Trust in the Context of ME. My #MayAwareness blog post

Keela Too

Senior Member (Voting Rights)
Hope this is okay to share. I've included an audio version of the post too.

"Trust issues run through every level of the ME experience.

Being unable to trust our physical bodies to perform, is just the beginning. Trust, in the context of ME, goes way beyond personal, physical problems. The problem of trust, runs right to the top of our medical establishment."

continues here:

http://sallyjustme.blogspot.co.uk/2018/05/trust-in-context-of-me.html
 
Very nice piece. I particularly enjoyed listening to your dulcet tones Sally very impressive and very relaxing ...have you thought about talking books? Or even better perhaps a collection of our limericks (tasteful ones of course).

Such a big topic ...Trust also also goes as far as other establishment areas ..teachers, social services, PIP assessments, insurance that doesn’t pay out, in fact you could probably write a whole book on it ...I guess no one expects to be so thoroughly put on the scrap heap so quickly by so many people and companies you thought were there to help/protect you.
 
Thank you @Sly Saint @arewenearlythereyet and @Invisible Woman for your kind comments.

Once I started writing about trust I found there was so MUCH I could write about. I admit I considered tackling the issue of the charities and other organisations in which we are expected to place our trust, but the topic already seemed big enough, and I ran out of energy to go further.

I think the angle about how ME patients are told not to trust the signals from their bodies is particularly pertinent - I'm actually annoyed I didn't think of that angle myself! :)
 
Thank you. The audio seems to have had quite a few listens, so I'm hoping it was useful to some.

It's an interesting testament to my improved stamina these days that I was able to read the whole 8.5 minutes in one single take.

Back in September 2015, when I did the audio for the ePatient presentation shown at Queen's Uni Belfast, I was only able to do the audio in 2 minute chunks.
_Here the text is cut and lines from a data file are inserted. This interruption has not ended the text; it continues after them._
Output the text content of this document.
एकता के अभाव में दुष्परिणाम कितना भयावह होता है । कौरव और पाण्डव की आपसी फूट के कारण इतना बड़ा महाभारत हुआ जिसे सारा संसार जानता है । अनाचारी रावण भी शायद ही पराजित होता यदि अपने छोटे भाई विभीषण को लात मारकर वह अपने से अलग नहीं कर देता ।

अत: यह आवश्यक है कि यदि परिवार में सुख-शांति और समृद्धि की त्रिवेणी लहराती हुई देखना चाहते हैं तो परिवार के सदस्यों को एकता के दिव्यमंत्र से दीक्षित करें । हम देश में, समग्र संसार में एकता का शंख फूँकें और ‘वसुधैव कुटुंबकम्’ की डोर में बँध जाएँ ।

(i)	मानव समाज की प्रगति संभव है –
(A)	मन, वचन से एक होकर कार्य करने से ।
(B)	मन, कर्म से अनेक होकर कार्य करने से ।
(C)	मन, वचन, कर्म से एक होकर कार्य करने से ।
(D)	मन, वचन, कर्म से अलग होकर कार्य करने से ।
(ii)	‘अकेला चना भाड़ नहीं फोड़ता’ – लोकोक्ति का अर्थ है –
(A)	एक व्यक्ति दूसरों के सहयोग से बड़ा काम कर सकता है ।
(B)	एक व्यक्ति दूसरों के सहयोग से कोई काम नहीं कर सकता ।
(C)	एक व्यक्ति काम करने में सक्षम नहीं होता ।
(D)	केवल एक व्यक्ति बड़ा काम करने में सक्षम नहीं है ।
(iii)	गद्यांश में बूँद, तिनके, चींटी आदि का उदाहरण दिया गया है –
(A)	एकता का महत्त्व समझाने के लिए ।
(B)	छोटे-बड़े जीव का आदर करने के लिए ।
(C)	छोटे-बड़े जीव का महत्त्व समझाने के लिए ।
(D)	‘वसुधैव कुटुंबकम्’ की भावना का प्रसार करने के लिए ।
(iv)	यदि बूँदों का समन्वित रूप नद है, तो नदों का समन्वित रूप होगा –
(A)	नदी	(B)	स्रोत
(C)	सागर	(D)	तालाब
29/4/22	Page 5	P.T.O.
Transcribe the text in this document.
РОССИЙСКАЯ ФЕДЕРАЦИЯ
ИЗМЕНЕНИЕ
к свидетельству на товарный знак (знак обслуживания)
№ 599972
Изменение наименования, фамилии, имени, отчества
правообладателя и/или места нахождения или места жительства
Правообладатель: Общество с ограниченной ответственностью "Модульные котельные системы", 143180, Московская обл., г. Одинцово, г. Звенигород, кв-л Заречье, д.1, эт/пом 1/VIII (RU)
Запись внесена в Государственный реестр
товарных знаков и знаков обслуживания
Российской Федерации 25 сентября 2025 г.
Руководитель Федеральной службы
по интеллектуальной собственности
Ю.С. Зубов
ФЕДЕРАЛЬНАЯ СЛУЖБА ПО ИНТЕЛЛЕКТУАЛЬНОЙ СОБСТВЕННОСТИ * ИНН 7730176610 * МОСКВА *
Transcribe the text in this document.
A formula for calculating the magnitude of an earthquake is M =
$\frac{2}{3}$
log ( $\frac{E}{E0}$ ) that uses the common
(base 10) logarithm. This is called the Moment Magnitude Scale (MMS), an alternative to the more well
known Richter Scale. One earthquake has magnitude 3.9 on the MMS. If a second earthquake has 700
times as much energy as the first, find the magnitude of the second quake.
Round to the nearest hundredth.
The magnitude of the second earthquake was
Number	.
So, in the end that audio (pasted into a powerpoint with images) was a very long project of doing just a little each day over a period of several months.
 
Once I started writing about trust I found there was so MUCH I could write about. I admit I considered tackling the issue of the charities and other organisations in which we are expected to place our trust, but the topic already seemed big enough, and I ran out of energy to go further.

This piece might have bits of what you want to say. https://blog.ted.com/how-to-trust-intelligently/
 
There is also the most sinister (for me) part, where vulnerable patients are told not to trust what their own bodies are telling them, that they are not reliable witnesses to their own lived experience.

The damage to their health, their relationships is hard to express.

This is what I now realise happened to me. By professionals who were very nice and I believe, in some cases at least, genuinely trying to help. It wasn't outright, I was never told "it's all in your head" in those or equivalent words. Just gently told that pain after exertion (e.g. walking to the loo) is normal, that I shouldn't shield myself from noise as this will only make things worse etc..
I've been meaning to write a letter to my first CBT therapist, she still has CFS listed under her specialties..

Will go listen to audio now, thanks @Keela Too really good to have a recording.
 
In light of recent revelations about the new alliance being formed, I was just thinking where would we be if everyone had just gone along with what we were being told (or not told).
There would have been no questioning about the PACE trial, Esther Crawley would be heading up the MEGA project, with Peter White as advisor. The decision not to update the NICE guidelines would not have been reconsidered, David Tuller would not have been funded, and UNREST would have just been another documentary about chronic fatigue.............
 
This piece might have bits of what you want to say. https://blog.ted.com/how-to-trust-intelligently/
Thank you for this, too. I personally think trust is an important topic.

I like this from @Luther Blissett's link:
Sensible people want to place their trust where it is deserved. They also want to place their mistrust where it is deserved. They want well-directed trust and mistrust.
That is exactly what I think.

I once spoke to a psychotherapist, and we had a conflict. I told her right now she doesn't give me any reason to trust her, so I won't, and she insisted I simply cannot trust and that I had to learn it (what a standard sentence of therapists...this deepened my mistrust and disgust for her). I never went to her again.

I learnt one thing from this: " Trust" is often misused by power people; by forcing others to "trust" them, even blindly, they can control and dominate people.

I know from this psychotherapist that she is a very dominant person (I knew a friend that worked with her), so I admit that I had more mistrust than I would have had without that knowledge. To be fair, she very clearly said that in her view the doctor is the master and the patient has to follow. Well...not for me.

I can only motivate people to trust themselves - their feelings and thoughts - and not to succumb to that crap that some or even many psychotherapists say, "you cannot trust yourself because you - and your feelings and thoughts - are sick; I have to correct that".